We’re currently wrapping up a season of gratitude in the U.S. that starts in November with Thanksgiving and runs through to Christmas. While being thankful is not isolated to a few months in the year, we seem to become more aware of the need to be grateful during this time.

We’re thankful for family and friends, food and shelter, gifts and opportunities. We remind children to say thank you or write thank-you notes for gifts received. We try to always be grateful for what they have.

But sometimes I wonder if we should also be grateful what we didn’t get. The missed opportunities for disaster. The close calls with death.

I heard an interview between social media guru Gary Vaynerchuk, and motivational powerhouse Tony Robbins, that discussed gratitude. They both shared their system for staying grateful. Gary told how every morning, he pretends, just for a moment, that all his family members had been killed and how that puts everything in perspective for the rest of the day.

It is easy to be grateful for what’s in front of us — what we can see, hear, feel and touch. But how about everything else? There is so much that could happen in life. Tomorrow is not promised to any of us. Every day we’re alive and in one piece is a miracle.
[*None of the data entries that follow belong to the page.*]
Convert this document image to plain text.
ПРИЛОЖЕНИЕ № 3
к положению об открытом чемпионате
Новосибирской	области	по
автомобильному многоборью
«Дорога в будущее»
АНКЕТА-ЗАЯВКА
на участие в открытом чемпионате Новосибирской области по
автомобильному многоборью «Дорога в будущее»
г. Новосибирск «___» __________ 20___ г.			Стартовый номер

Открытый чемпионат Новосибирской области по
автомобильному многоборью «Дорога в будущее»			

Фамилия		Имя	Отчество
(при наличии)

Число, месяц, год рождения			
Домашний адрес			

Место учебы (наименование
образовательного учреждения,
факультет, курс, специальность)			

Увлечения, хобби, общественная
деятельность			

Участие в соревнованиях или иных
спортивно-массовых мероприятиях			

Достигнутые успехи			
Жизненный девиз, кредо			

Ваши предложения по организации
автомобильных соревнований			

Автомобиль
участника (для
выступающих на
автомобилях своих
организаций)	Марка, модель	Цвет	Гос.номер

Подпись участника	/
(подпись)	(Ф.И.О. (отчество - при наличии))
When I get a text from my older sister asking for a favor, I’m reminded of her brush with death earlier this year. When I see the healing wounds on my husband’s hand, I think of how close he was to amputation. When I feel like complaining about little annoyances that some would deem “first world problems,” I think of how different — and harder — my life could have been if I had been in a different part of the world or grown up in a different family. The what-could-have-been elicits waves of gratitude in me.
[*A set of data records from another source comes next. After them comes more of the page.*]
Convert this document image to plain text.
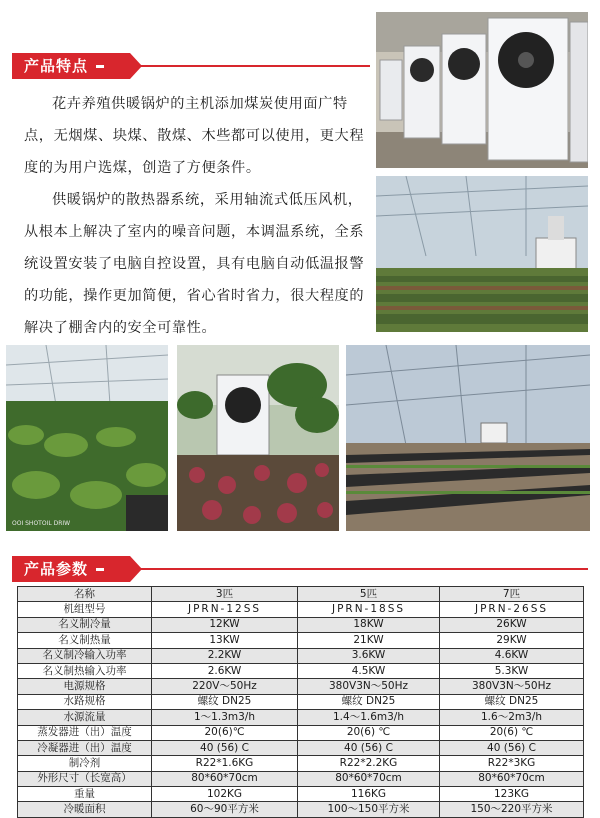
产品特点
花卉养殖供暖锅炉的主机添加煤炭使用面广特点，无烟煤、块煤、散煤、木些都可以使用，更大程度的为用户选煤，创造了方便条件。
供暖锅炉的散热器系统，采用轴流式低压风机，从根本上解决了室内的噪音问题，本调温系统，全系统设置安装了电脑自控设置，具有电脑自动低温报警的功能，操作更加简便，省心省时省力，很大程度的解决了棚舍内的安全可靠性。
OOI SHOTOIL DRIW
产品参数
名称	3匹	5匹	7匹
机组型号	JPRN-12SS	JPRN-18SS	JPRN-26SS
名义制冷量	12KW	18KW	26KW
名义制热量	13KW	21KW	29KW
名义制冷输入功率	2.2KW	3.6KW	4.6KW
名义制热输入功率	2.6KW	4.5KW	5.3KW
电源规格	220V～50Hz	380V3N～50Hz	380V3N～50Hz
水路规格	螺纹 DN25	螺纹 DN25	螺纹 DN25
水源流量	1～1.3m3/h	1.4～1.6m3/h	1.6～2m3/h
蒸发器进（出）温度	20(6)℃	20(6) ℃	20(6) ℃
冷凝器进（出）温度	40 (56) C	40 (56) C	40 (56) C
制冷剂	R22*1.6KG	R22*2.2KG	R22*3KG
外形尺寸（长宽高）	80*60*70cm	80*60*70cm	80*60*70cm
重量	102KG	116KG	123KG
冷暖面积	60～90平方米	100～150平方米	150～220平方米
So many in America like to complain about the “top 1%” of wage earners in the U.S. However, most of what we call “lower income” would be seen as rich in other parts of the world. In a land filled with social programs, free hot meals, clothing giveaways, and child sponsors, how can we not be grateful still? I knew a pastor of an inner city church who reminded his people every now and then how blessed they really were, despite their hardships, compared to elsewhere in the world.

This perspective is not meant to make you feel guilty. It is not meant for you to feel superior. I believe this perspective increases an attitude of gratitude. One that hopefully overflows into giving for others. Because no matter where you are in life, there is always something to be grateful for — not just for what you have, but for what you could have had.

There’s a song my family used to play when I was a kid that repeated the phrase “behind every dark cloud there’s a silver lining.” The truth of the matter is that, even in those “why me” times, things could always be worse. There’s always a reason to be thankful. Just sometimes you have to look at what could have been to find it.

What “could have been” scenario are you grateful for this year?